2021/09/25 のログ
ご案内:「無名遺跡」にジギィさんが現れました。
ジギィ > 遺跡の中でもごく浅い層では、天井が崩落して外の森に浸食されている場所が多々ある。森歩きをしていたと思ったら、いつの間にか遺跡へ迷い込んでしまうこともよくあることだった。

「―――μΣσψ♪…」

そんな森の一部と化した場所に、聞きなれない言葉を奏でるエルフが一人。床に積もった瓦礫の上に苔が蔓延り、その上にシダ類が根を張って不明な足元を、器用にひょいひょいと進んで行く。
遺跡特有の黴臭さと緑の香りと零れ落ちて堆積した土の匂い。
歌を不図止めてすうーとその空気を吸って、欠けた天井から覗く空を見上げる。今宵は月明かりが一際夜空を紺のグラデーションに彩って、ちかちかと瞬く星を見分けるのが難しいほど。

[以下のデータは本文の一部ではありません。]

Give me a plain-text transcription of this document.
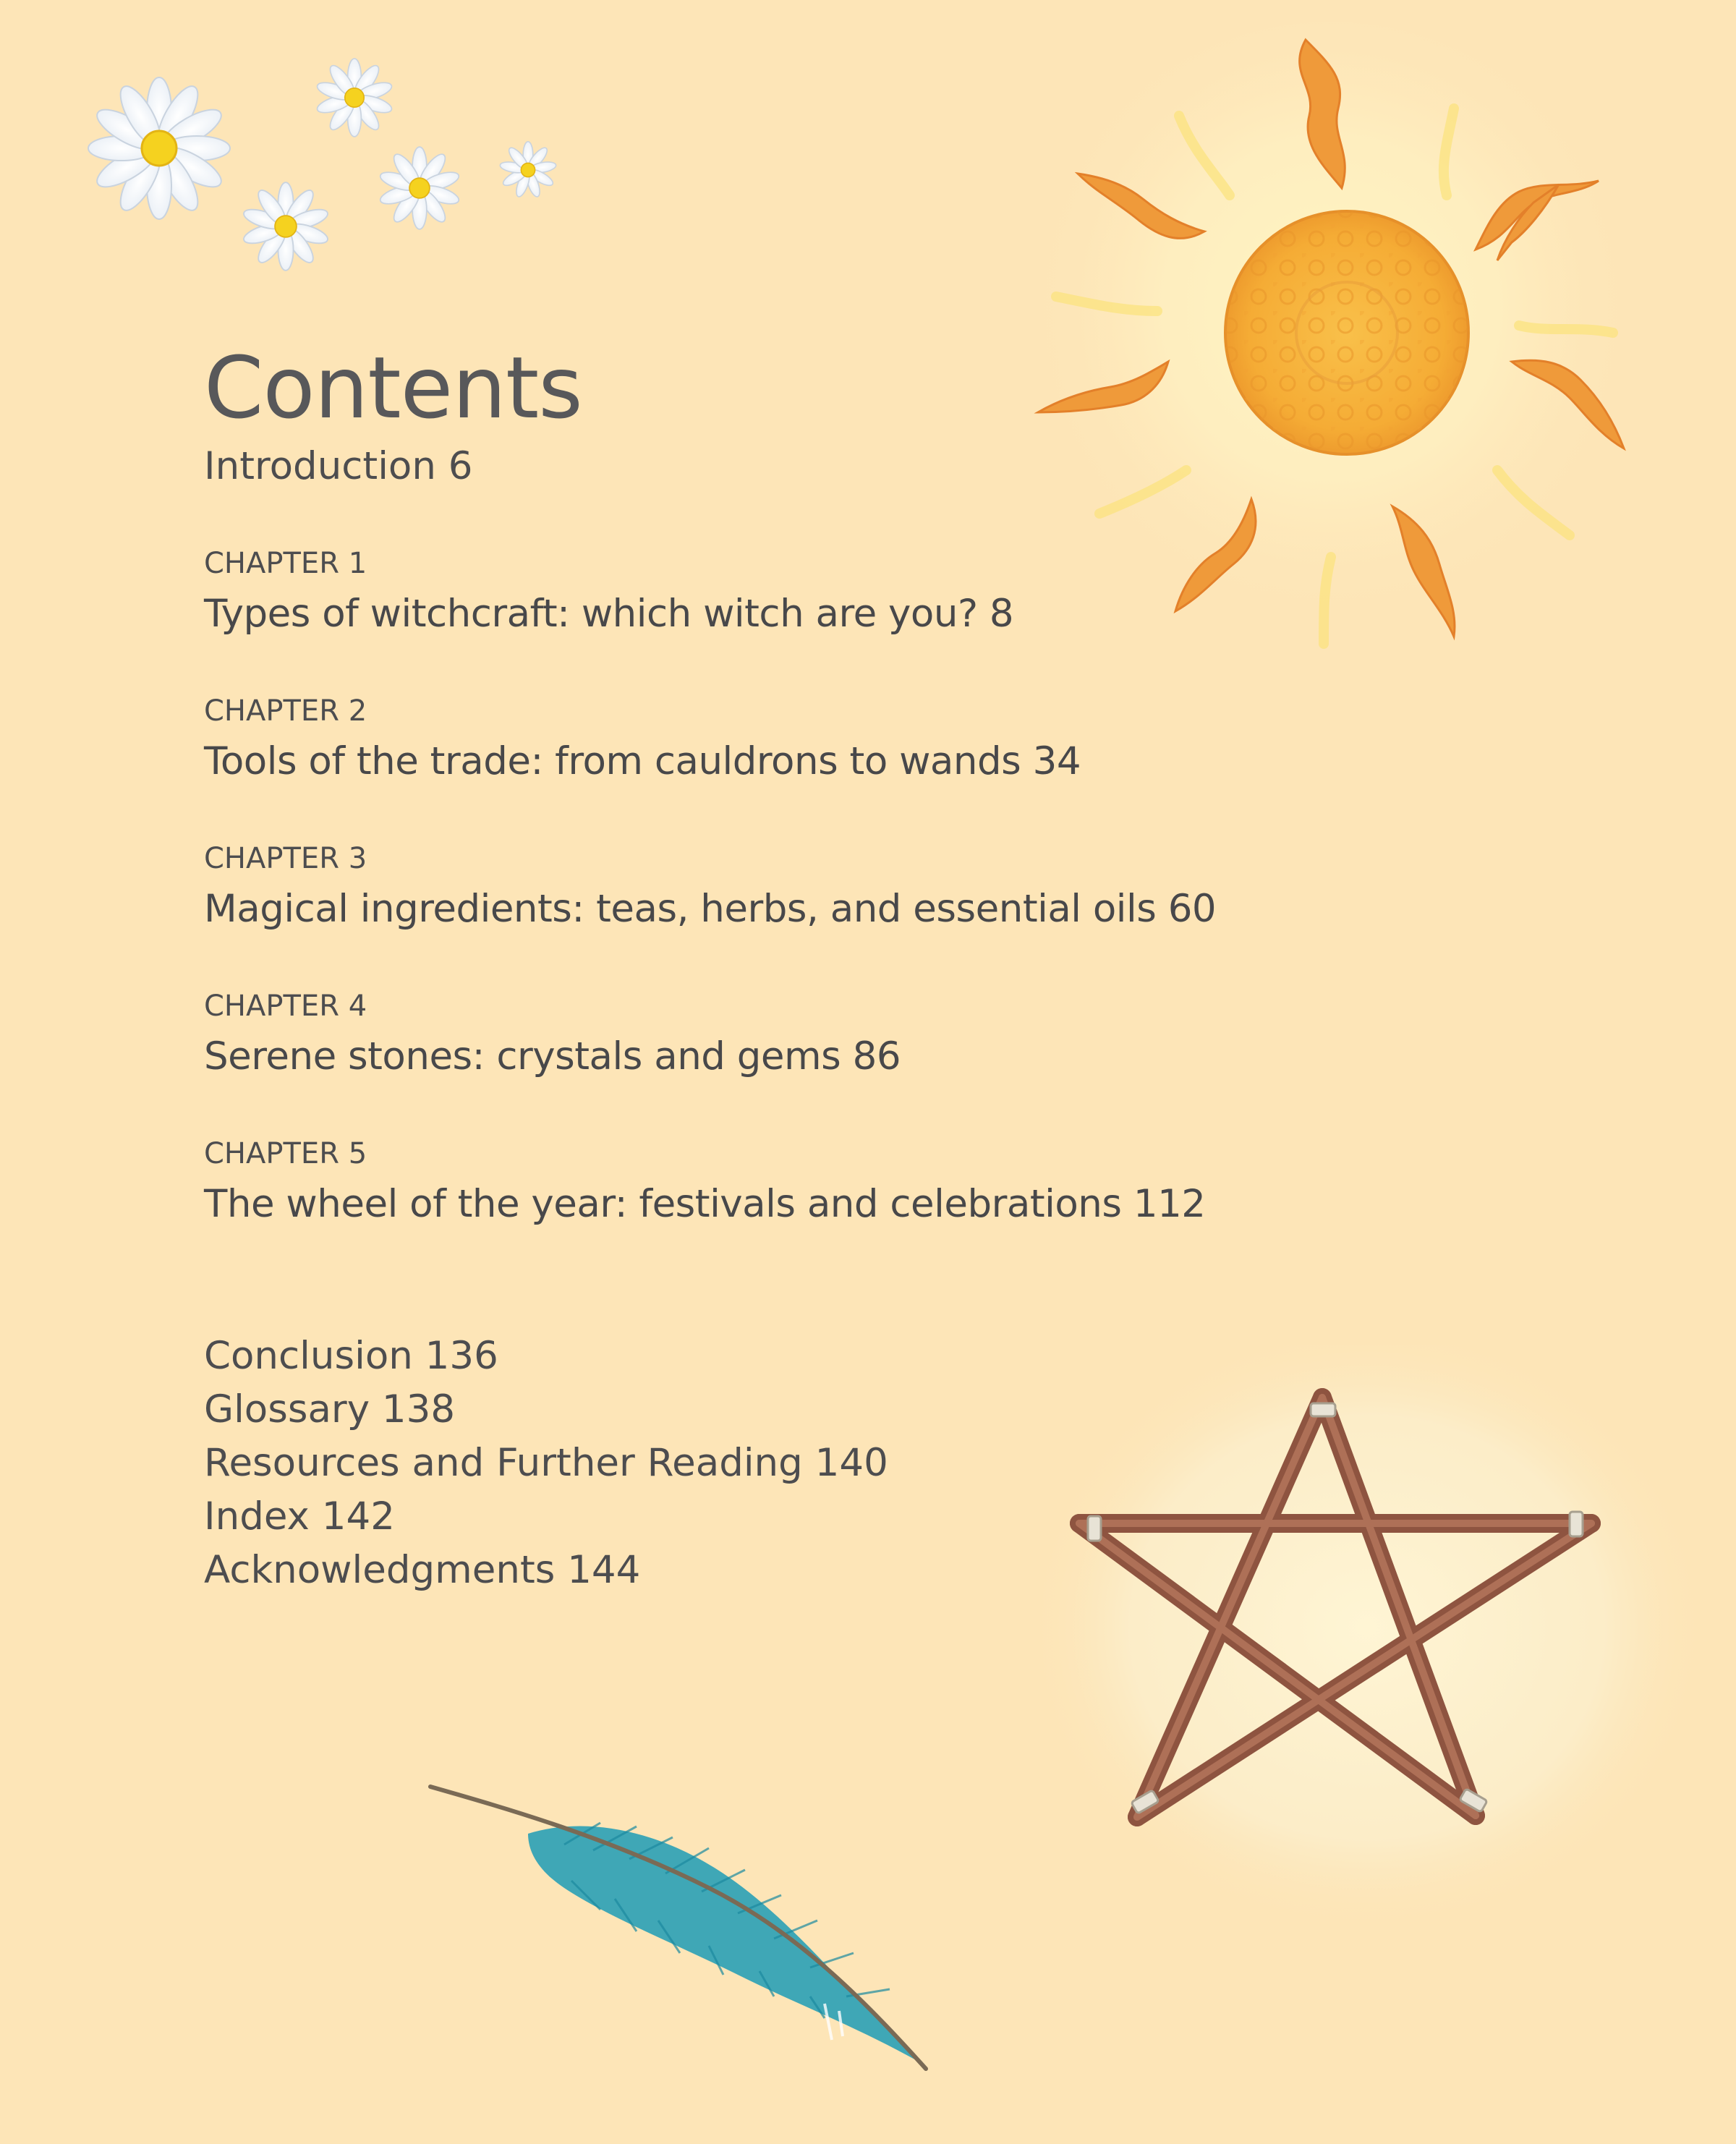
Contents
Introduction 6
CHAPTER 1
Types of witchcraft: which witch are you? 8
CHAPTER 2
Tools of the trade: from cauldrons to wands 34
CHAPTER 3
Magical ingredients: teas, herbs, and essential oils 60
CHAPTER 4
Serene stones: crystals and gems 86
CHAPTER 5
The wheel of the year: festivals and celebrations 112
Conclusion 136
Glossary 138
Resources and Further Reading 140
Index 142
Acknowledgments 144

その月明りを辿るように視線を落として行けば、天井や壁を突き抜けてきた木の根と枝垂れた蔦植物とが目に入って、女エルフの口元に不思議と笑みが浮かぶ。
遺跡は何らかの魔力が働くのか、珍しい植物に出合うことが多い。実りの季節だから何らかは見つかるだろう、という安易な期待と、人工物を凌駕していく植物たちの時間と生命力とが織りなした光景に、奇跡を見たような気になって、心は軽い。

「λεβγξ―…♪」

ふたたび、歌を口ずさみながら探索を再開する。
本来ならヒトの存在を知らせるような行為は自殺行為なだけだが、どうやら聞きなれない響きの場合は警戒の対象になるらしい―――とは、冒険者ギルドで耳にしたマユツバな噂だったが
半分試しに、と古い古い歌を口ずさんでみたら、見事にここまでの間特に危険な魔物とは出会わなかった。
それに元々の歌好きも相まって、調子に乗って歌い続けながら探索を続けている。